Mulvaney Will Defy House Impeachment Subpoena

WASHINGTON — Mick Mulvaney, the acting White House chief of staff, reversed gears on Tuesday and said he would follow President Trump’s order to defy a House subpoena and refuse to testify as part of its impeachment inquiry rather than seek a judge’s ruling.

“After further consideration, Mr. Mulvaney does not intend to pursue litigation regarding the deposition subpoena issued to him by the U.S. House of Representatives,” his lawyers said in a notice filed in court. “Rather, he will rely on the direction of the president” and government lawyers “in not appearing for the relevant deposition.”

The decision was the latest twist in an odd subplot in the impeachment drama that raised questions about Mr. Mulvaney’s relationship with the president and exposed long-simmering disputes within Mr. Trump’s circle. While other current administration officials have either obeyed the president’s order not to cooperate with the House or defied Mr. Trump and testified anyway, Mr. Mulvaney had sought a third route by seeking to join an existing lawsuit asking a court what he should do.

The plaintiff in that existing lawsuit, Charles M. Kupperman, who served as a deputy to John R. Bolton when Mr. Bolton was the president’s national security adviser, wanted nothing to do with Mr. Mulvaney and fought his attempt to be added to the litigation.

After a judge indicated on Monday that he was inclined to side with Mr. Kupperman to keep Mr. Mulvaney out of the suit, Mr. Mulvaney withdrew his request and said he would file a lawsuit of his own. Then he changed his mind again.

Mr. Mulvaney has become a key figure in the House impeachment inquiry, which begins public hearings on Wednesday. He carried out the president’s order to suspend $391 million in security aid to Ukraine at the same time Mr. Trump was pressuring that country’s leader to provide damaging information about former Vice President Joseph R. Biden Jr. and other Democrats.

According to testimony gathered by House investigators, Mr. Mulvaney helped facilitate the pressure campaign while Mr. Bolton resisted it. At one point, Mr. Bolton declared that he would have no part in the “drug deal” that Mr. Mulvaney and other allies of the president were concocting and directed a deputy to report details of the scheme to a White House lawyer.

Mr. Mulvaney last month effectively confirmed the quid pro quo Democrats were trying to prove by publicly acknowledging that Mr. Trump held up the security aid in part to force Ukraine to investigate a debunked conspiracy theory about Ukraine aiding Democrats in the 2016 presidential election. Mr. Mulvaney tried to disavow his admission hours later.

House Democrats have argued that Mr. Mulvaney can hardly claim a presidential immunity to refuse to testify about matters that he was willing to discuss in the White House briefing room. But it remained unclear how far they would go to try to compel him to cooperate in the impeachment inquiry.

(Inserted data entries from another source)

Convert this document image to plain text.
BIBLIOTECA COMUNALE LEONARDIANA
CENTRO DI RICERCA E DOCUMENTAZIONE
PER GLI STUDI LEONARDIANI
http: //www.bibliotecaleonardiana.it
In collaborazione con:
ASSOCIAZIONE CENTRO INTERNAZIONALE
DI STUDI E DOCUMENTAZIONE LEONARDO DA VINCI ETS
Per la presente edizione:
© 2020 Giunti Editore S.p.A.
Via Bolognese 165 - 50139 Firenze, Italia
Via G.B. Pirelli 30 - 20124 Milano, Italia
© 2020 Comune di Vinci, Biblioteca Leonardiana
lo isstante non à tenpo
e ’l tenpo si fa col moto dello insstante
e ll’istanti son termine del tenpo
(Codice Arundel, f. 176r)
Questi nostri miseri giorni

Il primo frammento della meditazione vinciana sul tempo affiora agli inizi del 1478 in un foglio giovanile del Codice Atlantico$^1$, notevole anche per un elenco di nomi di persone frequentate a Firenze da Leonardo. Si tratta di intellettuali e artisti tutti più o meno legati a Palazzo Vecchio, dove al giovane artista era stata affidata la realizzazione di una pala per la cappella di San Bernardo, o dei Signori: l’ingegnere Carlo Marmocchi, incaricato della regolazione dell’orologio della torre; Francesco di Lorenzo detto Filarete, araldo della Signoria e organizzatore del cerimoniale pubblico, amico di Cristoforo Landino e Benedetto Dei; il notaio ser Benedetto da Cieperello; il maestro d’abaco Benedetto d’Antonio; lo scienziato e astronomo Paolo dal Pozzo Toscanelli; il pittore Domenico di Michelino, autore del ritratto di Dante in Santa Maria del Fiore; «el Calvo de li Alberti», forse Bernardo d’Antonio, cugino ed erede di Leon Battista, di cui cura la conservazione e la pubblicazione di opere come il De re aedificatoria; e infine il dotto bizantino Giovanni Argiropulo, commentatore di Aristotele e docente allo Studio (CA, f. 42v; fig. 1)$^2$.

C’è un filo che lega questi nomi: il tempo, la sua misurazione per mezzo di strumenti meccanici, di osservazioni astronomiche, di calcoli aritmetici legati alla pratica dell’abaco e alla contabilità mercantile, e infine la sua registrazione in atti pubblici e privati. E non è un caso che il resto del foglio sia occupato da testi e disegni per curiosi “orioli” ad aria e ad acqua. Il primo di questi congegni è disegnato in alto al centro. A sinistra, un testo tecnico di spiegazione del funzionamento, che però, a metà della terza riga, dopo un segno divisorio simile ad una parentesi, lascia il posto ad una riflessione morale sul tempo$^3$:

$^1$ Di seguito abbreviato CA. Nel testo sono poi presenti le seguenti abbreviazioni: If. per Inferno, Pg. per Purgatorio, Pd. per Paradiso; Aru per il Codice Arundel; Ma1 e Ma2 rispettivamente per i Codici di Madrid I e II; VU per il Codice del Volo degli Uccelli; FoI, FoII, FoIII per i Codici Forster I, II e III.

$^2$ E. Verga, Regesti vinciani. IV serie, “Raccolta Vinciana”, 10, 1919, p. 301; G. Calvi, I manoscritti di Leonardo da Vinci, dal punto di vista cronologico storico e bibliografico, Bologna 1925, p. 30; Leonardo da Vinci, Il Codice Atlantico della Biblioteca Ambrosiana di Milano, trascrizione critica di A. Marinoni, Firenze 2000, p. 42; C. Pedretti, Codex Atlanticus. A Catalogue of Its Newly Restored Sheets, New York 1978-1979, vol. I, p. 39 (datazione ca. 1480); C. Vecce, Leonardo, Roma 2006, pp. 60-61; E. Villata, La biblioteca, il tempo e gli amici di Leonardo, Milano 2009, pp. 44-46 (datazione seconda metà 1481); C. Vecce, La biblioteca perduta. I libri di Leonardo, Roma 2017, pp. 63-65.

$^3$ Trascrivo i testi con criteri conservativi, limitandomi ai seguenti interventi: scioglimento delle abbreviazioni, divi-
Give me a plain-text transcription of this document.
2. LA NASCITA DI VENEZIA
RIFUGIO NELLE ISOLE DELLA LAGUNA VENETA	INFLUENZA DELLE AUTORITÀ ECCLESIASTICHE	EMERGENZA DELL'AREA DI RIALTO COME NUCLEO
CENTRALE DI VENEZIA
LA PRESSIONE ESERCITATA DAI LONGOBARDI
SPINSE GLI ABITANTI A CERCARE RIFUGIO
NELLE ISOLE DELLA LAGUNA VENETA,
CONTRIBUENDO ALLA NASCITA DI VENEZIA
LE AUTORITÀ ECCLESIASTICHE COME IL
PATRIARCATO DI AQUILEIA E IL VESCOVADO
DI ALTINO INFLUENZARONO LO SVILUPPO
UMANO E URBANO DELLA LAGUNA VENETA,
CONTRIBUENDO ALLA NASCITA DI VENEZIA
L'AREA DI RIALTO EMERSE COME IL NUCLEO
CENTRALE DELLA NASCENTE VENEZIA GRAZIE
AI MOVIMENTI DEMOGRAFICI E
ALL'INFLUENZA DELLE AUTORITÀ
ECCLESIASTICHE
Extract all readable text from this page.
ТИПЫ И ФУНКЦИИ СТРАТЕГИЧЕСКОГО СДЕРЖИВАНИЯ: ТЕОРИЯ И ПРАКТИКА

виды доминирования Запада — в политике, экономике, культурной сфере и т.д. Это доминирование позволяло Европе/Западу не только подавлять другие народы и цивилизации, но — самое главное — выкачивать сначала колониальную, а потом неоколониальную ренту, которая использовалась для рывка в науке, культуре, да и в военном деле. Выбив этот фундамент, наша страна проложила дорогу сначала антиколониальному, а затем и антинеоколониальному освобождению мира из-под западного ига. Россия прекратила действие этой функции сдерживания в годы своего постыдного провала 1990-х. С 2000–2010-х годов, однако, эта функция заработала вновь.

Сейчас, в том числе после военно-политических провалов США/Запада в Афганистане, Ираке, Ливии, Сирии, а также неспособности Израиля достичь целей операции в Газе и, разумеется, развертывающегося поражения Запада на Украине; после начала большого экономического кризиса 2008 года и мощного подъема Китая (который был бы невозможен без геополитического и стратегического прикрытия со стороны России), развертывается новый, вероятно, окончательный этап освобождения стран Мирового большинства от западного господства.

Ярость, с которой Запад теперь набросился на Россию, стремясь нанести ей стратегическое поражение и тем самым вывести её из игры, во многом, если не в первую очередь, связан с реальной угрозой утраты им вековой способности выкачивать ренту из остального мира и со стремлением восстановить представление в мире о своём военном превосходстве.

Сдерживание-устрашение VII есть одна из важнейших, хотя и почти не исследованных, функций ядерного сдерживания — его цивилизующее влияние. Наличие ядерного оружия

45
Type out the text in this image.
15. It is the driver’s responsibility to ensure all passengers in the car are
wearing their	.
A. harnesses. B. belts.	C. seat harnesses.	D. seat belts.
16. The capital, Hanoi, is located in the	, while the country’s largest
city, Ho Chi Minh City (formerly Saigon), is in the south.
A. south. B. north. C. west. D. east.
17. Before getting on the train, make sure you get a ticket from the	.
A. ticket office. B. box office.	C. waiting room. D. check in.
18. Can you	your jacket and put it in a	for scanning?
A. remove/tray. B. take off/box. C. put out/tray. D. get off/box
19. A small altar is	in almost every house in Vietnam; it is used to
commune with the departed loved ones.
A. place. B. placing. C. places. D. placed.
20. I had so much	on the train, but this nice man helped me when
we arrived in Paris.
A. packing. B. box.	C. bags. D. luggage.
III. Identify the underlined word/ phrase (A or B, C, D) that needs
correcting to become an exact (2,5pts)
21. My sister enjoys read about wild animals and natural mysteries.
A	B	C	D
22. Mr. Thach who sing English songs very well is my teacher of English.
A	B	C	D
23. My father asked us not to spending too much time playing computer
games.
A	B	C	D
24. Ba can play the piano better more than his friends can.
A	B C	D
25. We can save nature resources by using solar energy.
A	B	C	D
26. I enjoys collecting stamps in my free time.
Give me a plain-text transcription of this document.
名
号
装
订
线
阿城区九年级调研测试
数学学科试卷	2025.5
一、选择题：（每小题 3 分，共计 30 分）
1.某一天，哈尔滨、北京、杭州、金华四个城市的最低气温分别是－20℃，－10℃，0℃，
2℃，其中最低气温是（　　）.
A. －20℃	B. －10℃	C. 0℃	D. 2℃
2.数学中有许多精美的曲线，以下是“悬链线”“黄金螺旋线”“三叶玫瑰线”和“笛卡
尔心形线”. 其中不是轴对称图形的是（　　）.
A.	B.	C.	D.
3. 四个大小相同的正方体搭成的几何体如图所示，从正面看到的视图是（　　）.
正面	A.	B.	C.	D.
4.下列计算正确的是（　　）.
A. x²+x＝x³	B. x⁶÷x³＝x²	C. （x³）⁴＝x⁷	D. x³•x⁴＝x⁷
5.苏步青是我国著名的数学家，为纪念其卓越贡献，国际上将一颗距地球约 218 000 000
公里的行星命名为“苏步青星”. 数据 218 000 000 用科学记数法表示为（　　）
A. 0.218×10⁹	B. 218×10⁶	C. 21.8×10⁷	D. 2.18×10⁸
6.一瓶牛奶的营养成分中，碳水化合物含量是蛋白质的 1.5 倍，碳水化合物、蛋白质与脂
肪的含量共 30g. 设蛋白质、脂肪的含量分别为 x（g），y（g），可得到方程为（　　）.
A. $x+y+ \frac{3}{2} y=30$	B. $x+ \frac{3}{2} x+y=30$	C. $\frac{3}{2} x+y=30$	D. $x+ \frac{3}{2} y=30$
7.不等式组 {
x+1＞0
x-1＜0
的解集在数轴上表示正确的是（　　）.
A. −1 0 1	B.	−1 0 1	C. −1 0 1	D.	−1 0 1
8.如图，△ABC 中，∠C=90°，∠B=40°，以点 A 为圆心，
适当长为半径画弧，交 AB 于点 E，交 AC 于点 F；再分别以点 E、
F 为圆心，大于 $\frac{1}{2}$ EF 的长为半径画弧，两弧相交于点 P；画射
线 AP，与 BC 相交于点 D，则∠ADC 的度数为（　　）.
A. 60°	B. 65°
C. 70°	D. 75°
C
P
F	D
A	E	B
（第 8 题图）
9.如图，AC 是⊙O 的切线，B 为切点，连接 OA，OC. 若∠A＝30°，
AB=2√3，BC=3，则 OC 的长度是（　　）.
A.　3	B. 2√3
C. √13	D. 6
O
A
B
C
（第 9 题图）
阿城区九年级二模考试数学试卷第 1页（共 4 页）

The House can vote to hold anyone who defies a subpoena in contempt, but Democrats so far have not pursued such action out of a reluctance to delay their impeachment proceedings. They withdrew a subpoena for Mr. Kupperman after he filed his lawsuit. Instead, Democrats have said they may cite the refusal of various administration officials to testify under orders from the president as an obstruction of Congress that could be its own article of impeachment.